I think the gag is, ‘I only need one guitar more’ or something. I think it's deeper than just a guitar; it takes you back to your youth. There's a red Gretsch Duo Jet that I got when I was in Dire Straits that I used to use on stage. 

That guitar, to this day, is my number one. It's phenomenal. It doesn't quite sound like a Gretsch, it doesn't quite sound like anything. It has its own unique tone that is very musical. Actually, Mark played it on the recording of Two Young Lovers and Twisting By The Pool. I'm a huge Telecaster guy too, I don't know what it is about the Telecaster – it’s just so basic. It just has a couple of knobs and a couple of pickups; if you can't do it on a Telecaster, you're probably not gonna be able to do it on anything else either. 

I love all the wacky stuff like baritone guitars and high strung guitars which are basically the top six strings of a 12 string without the bottom six – so that pitches you an octave above where you would normally be. I love ukuleles and the mandolin too.

I just want to hear the sound that's in my head, and for some reason, the Celestions do that.

What was the earliest point in your career you recall playing through a Celestion speaker?

In my teenage years I used to play in a club band and we’d perform six nights a week. I got a Marshall, and I can't even imagine how I used that in a nightclub. It must have been so loud; I’m amazed I can even hear you! But I loved the speakers. I remember there were four of them in there, and in those days you'd be wearing flares and would try to make those flares rattle from the wind pressure from the speakers. 

They sounded phenomenal when you pushed them super hard, but also if you took the volume back you got this crystal clear, really musical, warm sound out of them. I took the back off and I saw these green things and I had no idea what they were. They were green Celestions [G12Hs].

Later I got an AC-30 Vox, which when I stopped using the Marshall, was my go-to. I was using Blue Vox Bulldog speakers, and I had no idea that they were Celestions, but years later I found out those were actually Celestions as well. 

Those were my two favourite speakers, the Greenbacks and the Bulldogs, and I found that if you put either of those in a Fender amp it was a game-changer. One of my favourite amps is a Fender Super Champ, which came out in the ‘80s. 

I have a Celestion G10 Greenback in there and it's phenomenal. It’s one of the best amps I've ever heard, and I use it 90% of the time. I have a closet full of amps but that's the one that gets used. I also have a Fender Deluxe Reverb and I have a Greenback in that too, which sounds so good.

What is it about the Celestion tone that appeals to you?

I don't want to hear it; I don't want to hear any colour. I just want to hear the sound that's in my head, and for some reason, the Celestions do that. It's not like, ‘Yeah it scooped on the mids and it gives you a good bottom end’ – I plug my guitar in and go, ‘Yeah, that sounds great’, and that's it. I don't analyse it. 

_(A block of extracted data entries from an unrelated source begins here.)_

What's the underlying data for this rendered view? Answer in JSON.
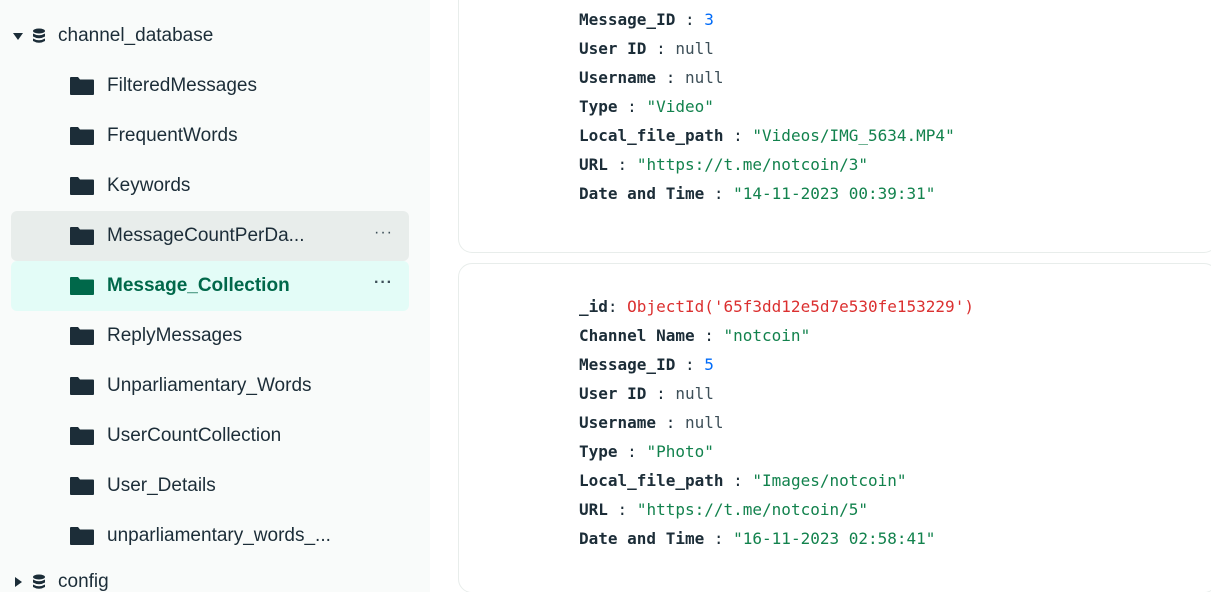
{
  "sidebar": {
    "database": {
      "name": "channel_database",
      "expanded": true,
      "caret": "caret-down",
      "icon": "database-icon"
    },
    "collections": [
      {
        "name": "FilteredMessages",
        "state": "normal"
      },
      {
        "name": "FrequentWords",
        "state": "normal"
      },
      {
        "name": "Keywords",
        "state": "normal"
      },
      {
        "name": "MessageCountPerDa...",
        "state": "hover",
        "more": "···"
      },
      {
        "name": "Message_Collection",
        "state": "active",
        "more": "···"
      },
      {
        "name": "ReplyMessages",
        "state": "normal"
      },
      {
        "name": "Unparliamentary_Words",
        "state": "normal"
      },
      {
        "name": "UserCountCollection",
        "state": "normal"
      },
      {
        "name": "User_Details",
        "state": "normal"
      },
      {
        "name": "unparliamentary_words_...",
        "state": "normal"
      }
    ],
    "next_database": {
      "name": "config",
      "expanded": false,
      "caret": "caret-right",
      "icon": "database-icon"
    }
  },
  "documents": [
    {
      "fields": [
        {
          "key": "Message_ID",
          "sep": " : ",
          "value": "3",
          "type": "number"
        },
        {
          "key": "User ID",
          "sep": " : ",
          "value": "null",
          "type": "null"
        },
        {
          "key": "Username",
          "sep": " : ",
          "value": "null",
          "type": "null"
        },
        {
          "key": "Type",
          "sep": " : ",
          "value": "\"Video\"",
          "type": "string"
        },
        {
          "key": "Local_file_path",
          "sep": " : ",
          "value": "\"Videos/IMG_5634.MP4\"",
          "type": "string"
        },
        {
          "key": "URL",
          "sep": " : ",
          "value": "\"https://t.me/notcoin/3\"",
          "type": "string"
        },
        {
          "key": "Date and Time",
          "sep": " : ",
          "value": "\"14-11-2023 00:39:31\"",
          "type": "string"
        }
      ]
    },
    {
      "fields": [
        {
          "key": "_id",
          "sep": ": ",
          "value": "ObjectId('65f3dd12e5d7e530fe153229')",
          "type": "objectid"
        },
        {
          "key": "Channel Name",
          "sep": " : ",
          "value": "\"notcoin\"",
          "type": "string"
        },
        {
          "key": "Message_ID",
          "sep": " : ",
          "value": "5",
          "type": "number"
        },
        {
          "key": "User ID",
          "sep": " : ",
          "value": "null",
          "type": "null"
        },
        {
          "key": "Username",
          "sep": " : ",
          "value": "null",
          "type": "null"
        },
        {
          "key": "Type",
          "sep": " : ",
          "value": "\"Photo\"",
          "type": "string"
        },
        {
          "key": "Local_file_path",
          "sep": " : ",
          "value": "\"Images/notcoin\"",
          "type": "string"
        },
        {
          "key": "URL",
          "sep": " : ",
          "value": "\"https://t.me/notcoin/5\"",
          "type": "string"
        },
        {
          "key": "Date and Time",
          "sep": " : ",
          "value": "\"16-11-2023 02:58:41\"",
          "type": "string"
        }
      ]
    }
  ],
  "colors": {
    "active_bg": "#e3fcf7",
    "active_text": "#00684a",
    "hover_bg": "#e8edeb",
    "string": "#12824d",
    "number": "#016bf8",
    "objectid": "#db3030"
  }
}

You put other speakers in you think ‘Yeah, that's okay, it's fine’. There's just something about the Celestion that just works for me. I don't question it. A lot of people tend to think of Celestions as something you would drive really hard because they want that raunchy, overdriven sound, but I play pretty clean. 

I play a lot with my fingers and it's a great, clean tone – and clean tones can be tricky because you don't want it to sound thin or piercing. You want something that's full bodied, rich, has a lot of character and has a lot of warmth. And that's Celestion – there's nothing out there that even comes close.